The swift rise in smart, connected gadgets, running from Internet of Things (IoT) sensors, to wearable wellness monitors, through self-governing edge systems, has upped the pressure to locate embedded systems running on stringent power bounds. Such devices are usually made to work in places where changing of batteries or having to be recharged on a regular basis is not feasible hence a system architecture is needed that will make such systems energy efficient without compromising functional soundness. Statista predicts that by 2030, there will be more than 75 billion connected devices on the planet, most of which will be low-power embedded nodes in a small shape [10]. Whilst being effective in general-purpose computing, conventional embedded systems regularly fall short of satisfying the energy-performance ratio demanded in the contemporary battery-powered applications. Problems like leakage current, ineffective sleep states, hardware-software interface suboptimal, and the failure to

have a workload-aware scheduler also lead to premature energy drain [2][3]. In addition to that, power consumption is further worsened by the growing complexity of real-time data processing and wireless communication in those systems and should be one of the main research priorities to develop optimal energy consumption embedded architecture [4].

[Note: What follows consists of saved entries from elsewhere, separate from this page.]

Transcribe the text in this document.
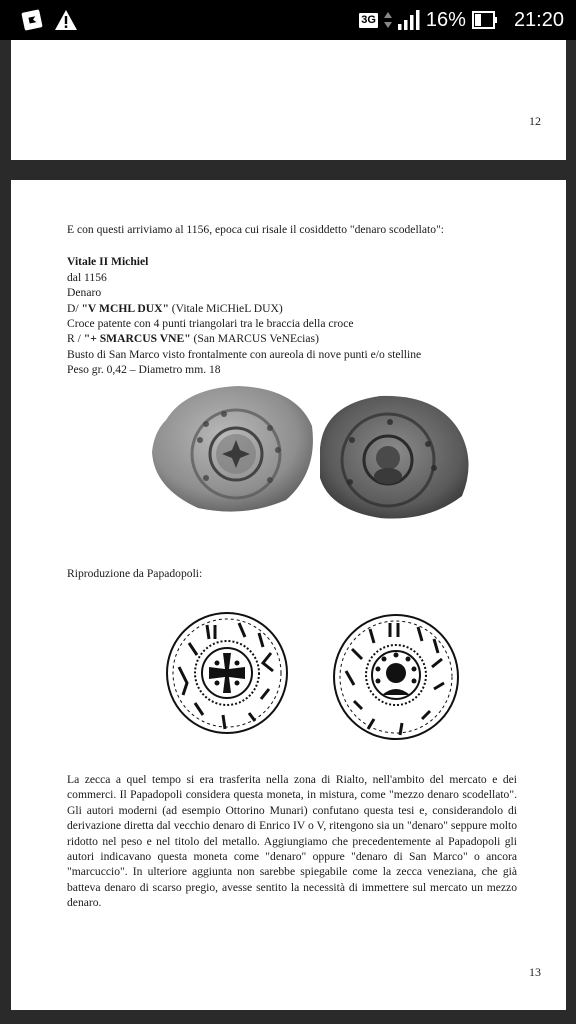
3G	16% 21:20
12

E con questi arriviamo al 1156, epoca cui risale il cosiddetto "denaro scodellato":

Vitale II Michiel

dal 1156

Denaro

D/ "V MCHL DUX" (Vitale MiCHieL DUX)

Croce patente con 4 punti triangolari tra le braccia della croce

R / "+ SMARCUS VNE" (San MARCUS VeNEcias)

Busto di San Marco visto frontalmente con aureola di nove punti e/o stelline

Peso gr. 0,42 – Diametro mm. 18

Riproduzione da Papadopoli:

La zecca a quel tempo si era trasferita nella zona di Rialto, nell'ambito del mercato e dei commerci. Il Papadopoli considera questa moneta, in mistura, come "mezzo denaro scodellato". Gli autori moderni (ad esempio Ottorino Munari) confutano questa tesi e, considerandolo di derivazione diretta dal vecchio denaro di Enrico IV o V, ritengono sia un "denaro" seppure molto ridotto nel peso e nel titolo del metallo. Aggiungiamo che precedentemente al Papadopoli gli autori indicavano questa moneta come "denaro" oppure "denaro di San Marco" o ancora "marcuccio". In ulteriore aggiunta non sarebbe spiegabile come la zecca veneziana, che già batteva denaro di scarso pregio, avesse sentito la necessità di immettere sul mercato un mezzo denaro.

13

In order to overcome these issues this paper proposes an optimized design and simulation framework that is designed to suit ultra-low power embedded systems based on energy-constrained applications. The proposed framework incorporates a combination of the innovations at the architecture level e.g. RISC-V-based processor cores with clock gating [5], low-leakage memory subsystems [6], and intelligent sensor interface modules with the one at the system levels, such as the sleep-mode-aware scheduling [7], event-driven processing, and dynamic power management methods [8]. In contrast to current techniques which in many cases optimise in isolation, the

proposed idea follows a systems-level co-design approach, whereby hardware parameters are tuned jointly with software on an energy-efficient basis.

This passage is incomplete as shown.